OpenAI's PDF states a theorem that every finite bridgeless undirected graph has a cycle double cover. The note says the proof reduces the problem to loopless cubic graphs, uses a nowhere-zero flow over the group F_2^3, and then converts that flow into labels by two-element sets so that each group element appears zero or twice at each vertex. The last step is presented as a linear algebra argument establishing a compatibility condition across edges.

The proof document also contains a direct AI-use statement: the proof is attributed to GPT 5.6 Sol Ultra, while the writeup is attributed to Codex with GPT 5.6 Sol. That makes the artifact unusually explicit for a frontier-model claim. OpenAI is not merely saying the model helped a human mathematician search for a route; the document presents the model as the source of the proof.

The prompt is equally revealing. It instructed the model to resolve the conjecture completely and said partial progress would not count unless it implied the full resolution. It also told the system to use up to 64 concurrent agents and to keep adversarial agents checking for common failure modes: exact-two multiplicity, parallel-edge 2-cycles, disconnected graphs, bridges introduced by reductions, and circular reliance on an equivalent version of the conjecture.

### The product play behind the math claim

OpenAI's timing is deliberate. GPT-5.6 is being sold around a scaling argument for agentic work: spend more compute on harder tasks, get better work back faster. The official launch page says GPT-5.6 spans Sol, Terra, and Luna, and describes ultra as the highest-capability setting, coordinating multiple agents across parallel workstreams. OpenAI says the default ultra setup coordinates four agents, while developers can build multi-agent workflows through the Responses API.

Knight's 64-subagent proof run is a sharper demonstration than another benchmark table. Benchmarks tell buyers where a model sits on a leaderboard. A candidate proof of a named open problem tells buyers what OpenAI wants them to believe about the ceiling of its agent orchestration: that hard work can be decomposed, attacked in parallel, audited internally, and synthesized into a compact final artifact.
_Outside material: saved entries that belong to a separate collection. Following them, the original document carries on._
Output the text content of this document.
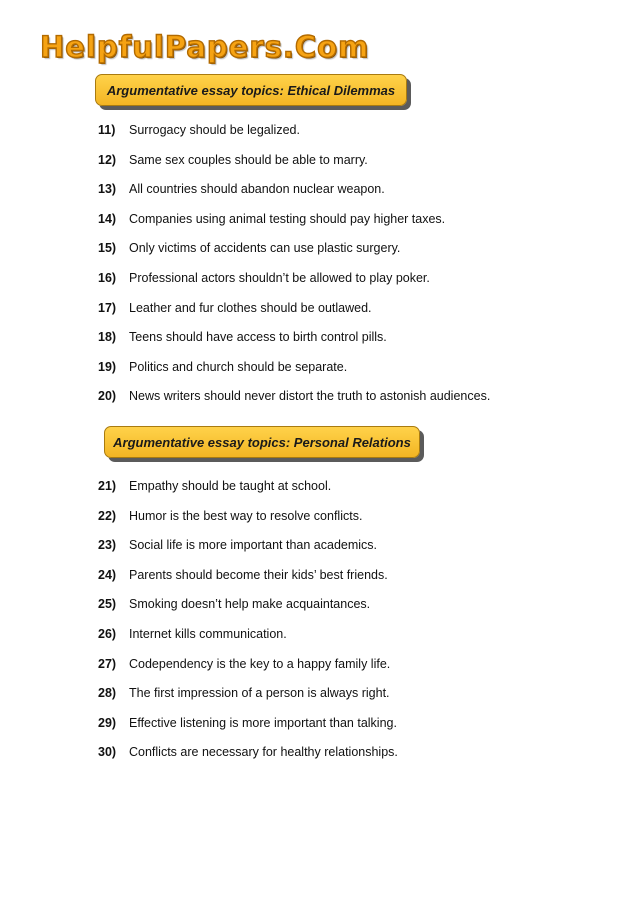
HelpfulPapers.Com
Argumentative essay topics: Ethical Dilemmas
11)	Surrogacy should be legalized.
12)	Same sex couples should be able to marry.
13)	All countries should abandon nuclear weapon.
14)	Companies using animal testing should pay higher taxes.
15)	Only victims of accidents can use plastic surgery.
16)	Professional actors shouldn’t be allowed to play poker.
17)	Leather and fur clothes should be outlawed.
18)	Teens should have access to birth control pills.
19)	Politics and church should be separate.
20)	News writers should never distort the truth to astonish audiences.
Argumentative essay topics: Personal Relations
21)	Empathy should be taught at school.
22)	Humor is the best way to resolve conflicts.
23)	Social life is more important than academics.
24)	Parents should become their kids’ best friends.
25)	Smoking doesn’t help make acquaintances.
26)	Internet kills communication.
27)	Codependency is the key to a happy family life.
28)	The first impression of a person is always right.
29)	Effective listening is more important than talking.
30)	Conflicts are necessary for healthy relationships.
That is also where the commercial tension sits. OpenAI says ultra trades higher token use for stronger results and faster time-to-result. The GPT-5.6 launch page lists Sol API pricing at $5 per 1M input tokens and $30 per 1M output tokens, with Terra and Luna priced lower. If ultra becomes the mode users reach for when ordinary prompting fails, OpenAI gets a path to sell more compute without framing the upsell as a simple model-size upgrade.

The conjecture is a useful target for that argument because it is legible outside the narrow AI benchmark circuit. It has a crisp statement, a long history, and a body of partial results. It is also unforgiving. A single hidden circular step or mishandled reduction can collapse the proof.
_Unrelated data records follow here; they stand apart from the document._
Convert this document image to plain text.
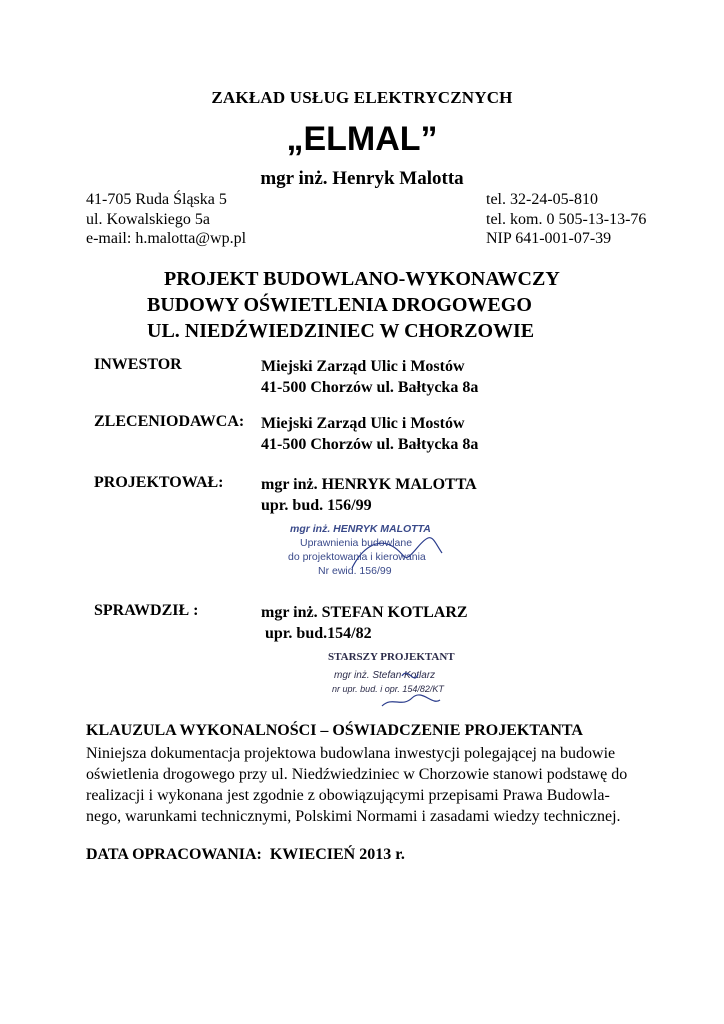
ZAKŁAD USŁUG ELEKTRYCZNYCH
„ELMAL”
mgr inż. Henryk Malotta
41-705 Ruda Śląska 5
ul. Kowalskiego 5a
e-mail: h.malotta@wp.pl
tel. 32-24-05-810
tel. kom. 0 505-13-13-76
NIP 641-001-07-39
PROJEKT BUDOWLANO-WYKONAWCZY
BUDOWY OŚWIETLENIA DROGOWEGO
UL. NIEDŹWIEDZINIEC W CHORZOWIE
INWESTOR	Miejski Zarząd Ulic i Mostów
41-500 Chorzów ul. Bałtycka 8a
ZLECENIODAWCA: Miejski Zarząd Ulic i Mostów
41-500 Chorzów ul. Bałtycka 8a
PROJEKTOWAŁ: mgr inż. HENRYK MALOTTA
upr. bud. 156/99
mgr inż. HENRYK MALOTTA
Uprawnienia budowlane
do projektowania i kierowania
Nr ewid. 156/99
SPRAWDZIŁ :	mgr inż. STEFAN KOTLARZ
upr. bud.154/82
STARSZY PROJEKTANT
mgr inż. Stefan Kotlarz
nr upr. bud. i opr. 154/82/KT
KLAUZULA WYKONALNOŚCI – OŚWIADCZENIE PROJEKTANTA
Niniejsza dokumentacja projektowa budowlana inwestycji polegającej na budowie
oświetlenia drogowego przy ul. Niedźwiedziniec w Chorzowie stanowi podstawę do
realizacji i wykonana jest zgodnie z obowiązującymi przepisami Prawa Budowla-
nego, warunkami technicznymi, Polskimi Normami i zasadami wiedzy technicznej.
DATA OPRACOWANIA: KWIECIEŃ 2013 r.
### The next test is external checking

The most important unanswered question is whether graph theorists accept the argument. OpenAI's PDF is short enough that specialists can inspect it quickly, and the prompt gives enough detail to reconstruct what the model was asked to do. That openness is useful, but it is not validation.

There is precedent for caution. Searchable mathematical archives include earlier manuscripts claiming proofs of the Cycle Double Cover Conjecture, while reference pages and recent literature have continued to describe the problem as open. That gap is common in mathematics: a claimed proof becomes a theorem only after the community finds the argument complete.
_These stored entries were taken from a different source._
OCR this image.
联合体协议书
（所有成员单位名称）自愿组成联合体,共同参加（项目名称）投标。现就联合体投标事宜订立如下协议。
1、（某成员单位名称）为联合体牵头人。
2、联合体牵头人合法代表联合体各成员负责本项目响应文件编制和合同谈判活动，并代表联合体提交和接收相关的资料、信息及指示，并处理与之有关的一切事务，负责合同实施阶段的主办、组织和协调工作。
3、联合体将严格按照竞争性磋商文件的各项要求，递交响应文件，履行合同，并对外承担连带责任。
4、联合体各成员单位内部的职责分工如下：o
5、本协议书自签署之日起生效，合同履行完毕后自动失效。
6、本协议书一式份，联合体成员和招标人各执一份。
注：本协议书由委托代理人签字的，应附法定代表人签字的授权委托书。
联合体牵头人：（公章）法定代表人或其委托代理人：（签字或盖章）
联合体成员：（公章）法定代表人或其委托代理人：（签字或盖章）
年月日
If the proof survives, OpenAI will have a stronger story than a model release. It will have evidence that multi-agent test-time compute can generate publishable mathematical work on a problem outside benchmark design. If it fails, the episode still matters because it shows how frontier labs are going to market their most expensive modes: with public artifacts that force outside experts to distinguish real advances from polished overreach.